«А под прессуху фраера сунуть, то и на всю пятнаху надавить можно», — продолжал голос.
Виктор с усилием тоже переменил ногу, но нестерпимая ломота в паху не проходила.
«Ничего, ничего нормального ведь нет, все на продажу, все… — Виктор побыстрее (так ему казалось) отвел глаза, потому что потерпевшая, ерзнув коротко на кресле, продемонстрировала уже и трусики: у- узенькую такую полосочку. — Конечно, этому-то она бы… того…уж как-нибудь уж… — почти с ненавистью посмотрел Виктор на загорело-мускулистого носителя кожаных штанов. — «С такой харей я бы тоже… К- козел!»
И тут обтянутый кожей красавчик чуть обернулся к Виктору, улыбнулся ему весьма загадочно и качнул ухоженной бровкой так, что… что температура Викторова лица в одно мгновение сравнялась с температурой его же ушей, а там и достигла отметки «критическая».

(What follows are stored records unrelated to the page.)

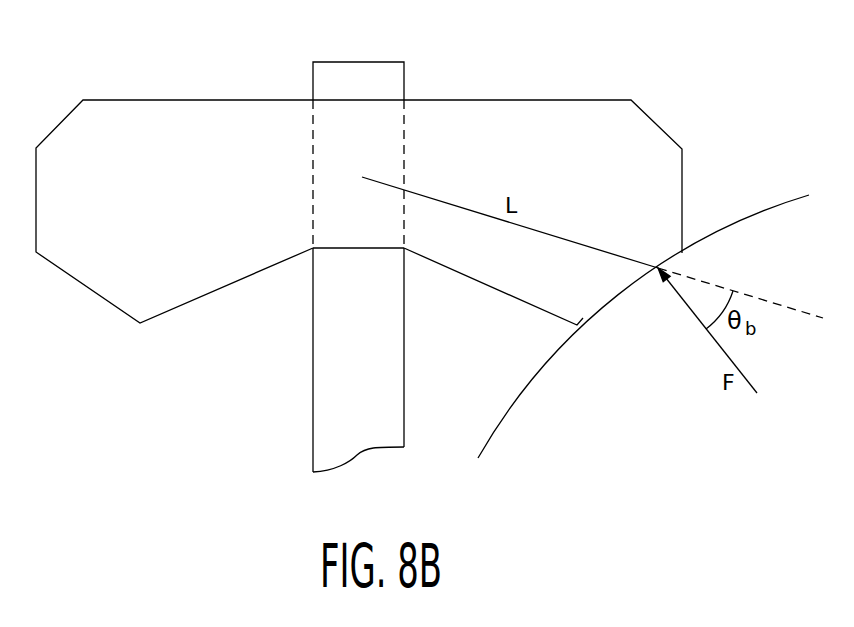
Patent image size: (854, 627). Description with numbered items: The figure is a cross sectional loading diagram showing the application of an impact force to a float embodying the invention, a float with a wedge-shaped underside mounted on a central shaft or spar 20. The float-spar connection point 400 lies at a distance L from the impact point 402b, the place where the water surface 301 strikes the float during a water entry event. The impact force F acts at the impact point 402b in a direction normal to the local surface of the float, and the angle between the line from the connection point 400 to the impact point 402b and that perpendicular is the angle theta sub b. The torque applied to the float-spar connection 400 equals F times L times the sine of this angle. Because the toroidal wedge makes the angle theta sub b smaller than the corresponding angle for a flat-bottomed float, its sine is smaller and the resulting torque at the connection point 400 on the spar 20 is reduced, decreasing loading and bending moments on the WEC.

The spar 20 is at (360, 70).
The float-spar connection point 400 is at (362, 177).
The water surface 301 is at (757, 215).
The impact point 402b is at (658, 265).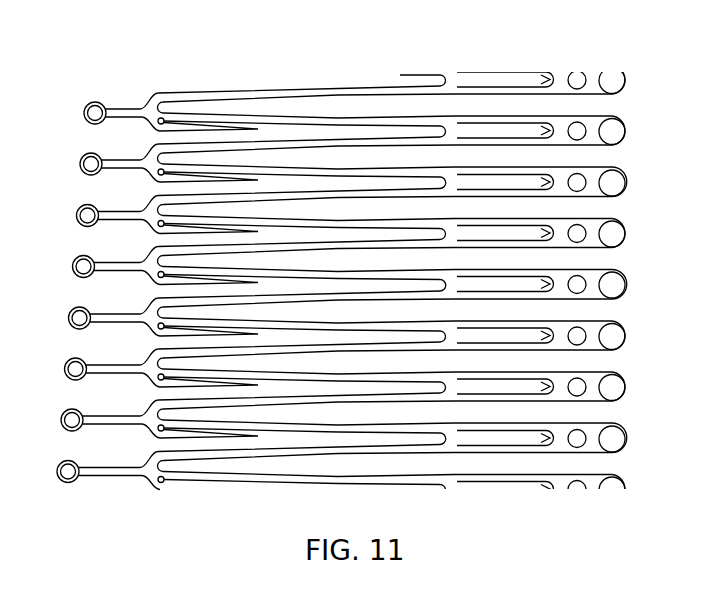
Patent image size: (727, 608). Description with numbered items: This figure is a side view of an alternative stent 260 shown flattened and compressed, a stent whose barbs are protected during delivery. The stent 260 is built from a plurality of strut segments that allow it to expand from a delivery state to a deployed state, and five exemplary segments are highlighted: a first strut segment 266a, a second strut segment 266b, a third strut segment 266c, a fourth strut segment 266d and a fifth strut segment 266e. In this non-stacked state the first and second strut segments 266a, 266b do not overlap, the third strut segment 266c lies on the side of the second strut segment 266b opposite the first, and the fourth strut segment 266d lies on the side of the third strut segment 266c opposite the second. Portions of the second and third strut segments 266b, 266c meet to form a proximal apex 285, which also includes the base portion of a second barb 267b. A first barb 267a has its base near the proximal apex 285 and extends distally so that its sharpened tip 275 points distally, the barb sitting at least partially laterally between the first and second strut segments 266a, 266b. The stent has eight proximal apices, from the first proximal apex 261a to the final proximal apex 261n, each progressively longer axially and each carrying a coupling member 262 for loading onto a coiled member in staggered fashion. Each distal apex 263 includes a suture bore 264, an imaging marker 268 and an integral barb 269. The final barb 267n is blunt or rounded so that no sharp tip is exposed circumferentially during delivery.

The stent 260 is at (136, 38).
The first proximal apex 261a is at (120, 107).
The final proximal apex 261n is at (112, 477).
The coupling member 262 is at (85, 110).
The distal apex 263 is at (630, 140).
The suture bore 264 is at (615, 130).
The first strut segment 266a is at (293, 118).
The second strut segment 266b is at (333, 140).
The third strut segment 266c is at (357, 175).
The fourth strut segment 266d is at (395, 190).
The fifth strut segment 266e is at (415, 232).
The first barb 267a is at (178, 125).
The second barb 267b is at (163, 185).
The final barb 267n is at (168, 484).
The imaging marker 268 is at (577, 130).
The integral barb 269 is at (507, 130).
The sharpened tip 275 is at (267, 138).
The proximal apex 285 is at (152, 157).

«Я… это, я…» — только и смог сказать Виктор и то про себя.
Внутренний голос лишь конвульсивно икнул.
Его волнение не осталось незамеченным и для потерпевшей: вцепившись полуторасотдолларовыми ногтями в загорелый мускул руки красавца, она зашептала ему что-то быстро-быстро, делая при этом глаза «страшными» и до глупости круглыми. Но утянутый красавец вовсе не впал в растерянность, а даже напротив, поглядел на Виктора еще более… Скажем так, с симпатией. Он совсем уже обернулся к несчастному, растерянному сыщику Уголовного розыска города Москвы, собираясь, видимо, сказать что-то, но тут дверь открылась и вошла величественная женщина в роговых очках.
— Это вы из милиции? — подошла она вплотную к Виктору и занесла над ним полиэтиленовый пакет с чем-то внутри.

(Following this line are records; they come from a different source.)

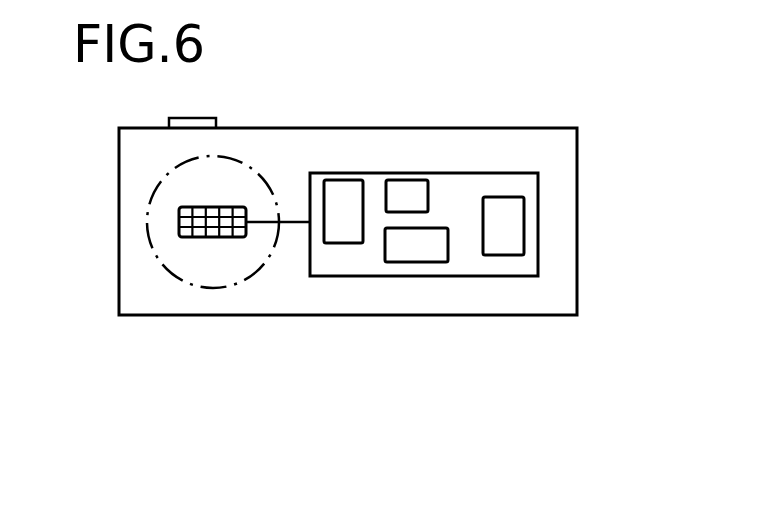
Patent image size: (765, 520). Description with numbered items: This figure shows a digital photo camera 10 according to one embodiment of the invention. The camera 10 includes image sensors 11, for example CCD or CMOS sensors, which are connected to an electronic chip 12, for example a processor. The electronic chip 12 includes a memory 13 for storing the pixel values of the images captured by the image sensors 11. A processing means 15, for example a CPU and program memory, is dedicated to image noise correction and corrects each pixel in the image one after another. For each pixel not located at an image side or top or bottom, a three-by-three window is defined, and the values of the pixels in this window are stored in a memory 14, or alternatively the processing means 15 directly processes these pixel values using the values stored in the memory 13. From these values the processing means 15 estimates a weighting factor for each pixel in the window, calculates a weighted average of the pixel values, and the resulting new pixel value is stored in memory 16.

The camera 10 is at (493, 128).
The image sensors 11 is at (182, 220).
The electronic chip 12 is at (493, 276).
The memory 13 is at (340, 180).
The memory 14 is at (408, 180).
The processing means 15 is at (405, 262).
The memory 16 is at (524, 222).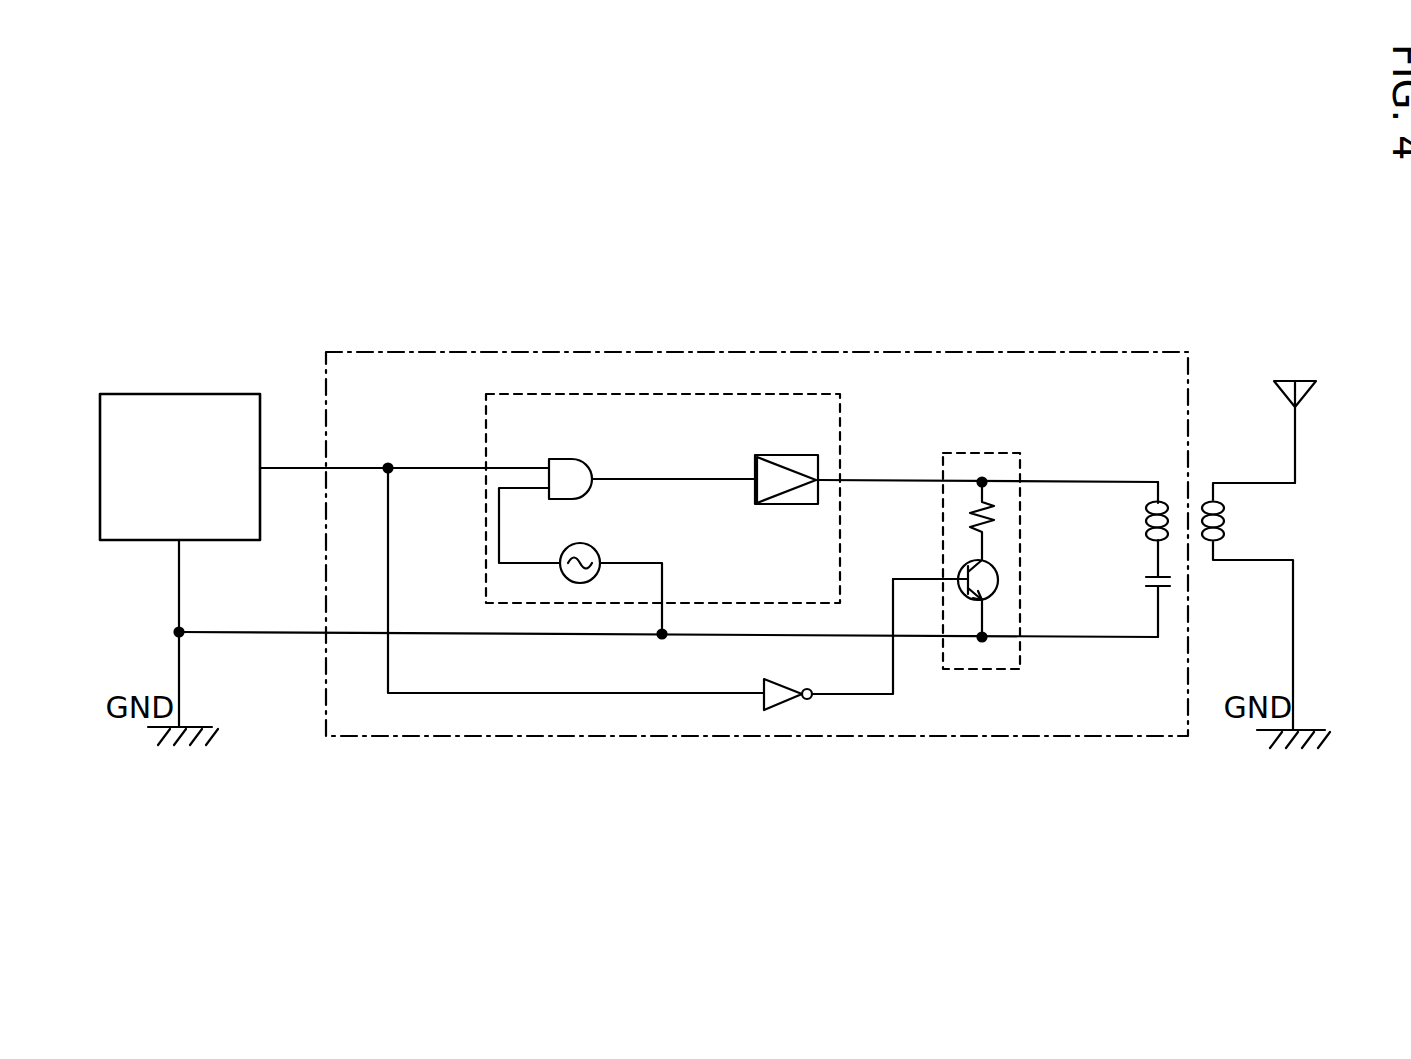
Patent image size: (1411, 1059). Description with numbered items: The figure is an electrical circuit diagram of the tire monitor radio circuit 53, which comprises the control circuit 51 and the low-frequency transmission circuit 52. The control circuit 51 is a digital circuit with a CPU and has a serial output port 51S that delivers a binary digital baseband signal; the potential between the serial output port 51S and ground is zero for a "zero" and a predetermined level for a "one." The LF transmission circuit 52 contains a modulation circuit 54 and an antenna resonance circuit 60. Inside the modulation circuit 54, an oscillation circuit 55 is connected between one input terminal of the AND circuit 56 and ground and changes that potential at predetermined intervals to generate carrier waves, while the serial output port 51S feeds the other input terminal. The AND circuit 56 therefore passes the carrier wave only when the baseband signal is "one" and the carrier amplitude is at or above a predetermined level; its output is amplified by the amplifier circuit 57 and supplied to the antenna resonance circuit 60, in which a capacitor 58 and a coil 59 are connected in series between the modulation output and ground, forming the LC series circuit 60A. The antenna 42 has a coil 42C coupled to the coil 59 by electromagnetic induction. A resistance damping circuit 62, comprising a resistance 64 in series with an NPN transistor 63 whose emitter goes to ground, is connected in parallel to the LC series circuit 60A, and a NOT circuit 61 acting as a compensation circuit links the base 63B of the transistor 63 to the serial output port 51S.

The antenna 42 is at (1281, 381).
The coil 42C is at (1226, 521).
The control circuit 51 is at (225, 394).
The serial output port 51S is at (262, 470).
The low-frequency transmission circuit 52 is at (373, 350).
The tire monitor radio circuit 53 is at (227, 253).
The modulation circuit 54 is at (508, 393).
The oscillation circuit 55 is at (585, 544).
The AND circuit 56 is at (558, 459).
The amplifier circuit 57 is at (782, 455).
The capacitor 58 is at (1142, 581).
The coil 59 is at (1145, 522).
The antenna resonance circuit 60 is at (1140, 478).
The inductance-capacitance series circuit 60A is at (1055, 253).
The NOT circuit 61 is at (783, 710).
The resistance damping circuit 62 is at (975, 672).
The transistor 63 is at (993, 596).
The base 63B is at (936, 582).
The resistance 64 is at (997, 512).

— Молодой человек из Уголовного розыска, — со значением поправила потерпевшая.
— Такой симпатичный… сыщ-щик, — подмурлыкнул и обтянутый. — Вы — сыщик?
— Это неважно. — Категоричность вошедшей не оставляла места протестам.
Виктор кивком согласился с ней, но с кресла не поднялся. Женщина сунула ему пакет сверху.
— Вот, — сказала она, поправляя очки. — Кто-то из этих вчерашних субчиков, которые тут, ну, вы знаете, — она выделила последнее слово, — оставил.
Виктор пакет послушно принял и заглянул внутрь. Там была какая-то папка. Виктор начал медленно вытаскивать ее из пакета, все невольно придвинулись ближе. Прикрываясь непрозрачным полиэтиленом от любопытствующих, словно подглядывая в шпаргалку на экзамене, Виктор прочел надпись на папке: «Совсекретно. Снегирь».
Простояв по дороге в нескольких приличных пробках, к конторе подъехали уже далеко за полдень. Виктор закрыл папку, в которой, кроме цифр и разных непонятных буквенных обозначений не было ничего, и, бросив водителю Эдику «Покедова», направился было строчить рапорт по проделанной работе, совершенно не представляя, что именно он в этот самый рапорт настрочит. Правда, наличие загадочной папки несколько обнадеживало и давало пищу фантазии, как, впрочем, и объяснениям столь скоропалительного отбытия из Дома моды. Расшнурованный ботинок заставил Виктора задержаться возле машины.
Завязывая шнурок, боковым зрением углядел, как Эдик принялся дочитывать статеечку в сложенной пополам газетке, хмыкая при этом и хрустя каменными сушками. Выпрямившись, Виктор автоматически взглянул на имя автора и обомлел. Автор подписывался непросто: Снегирь. А вот газетка называлась еще сложнее: «Совершенно секретно». Черт возьми!
Эдик достал из пакета очередную сушку, сунул ее в рот, перемолол наскоро и утомленно откинулся на спинку сиденья, блаженно прикрывая глаза и жуя сладострастно и настойчиво.
9
Старенькая «Нива» Грязнова умерла на первом же километре болотистой проселочной дороги, на которую они съехали в поисках фермы Ожегова. Поистине титанические усилия, затраченные на то, чтобы вытащить из липкой жижи задние колеса, принесли противоположный ожидаемому результат: передние увязли тоже. Независимая подвеска, рассчитанная на бездорожье и пробеги по пустыне, отступила перед разливами российской грязи, которые в свою очередь не уступали, пожалуй, разливам Нила в его лучшие годы.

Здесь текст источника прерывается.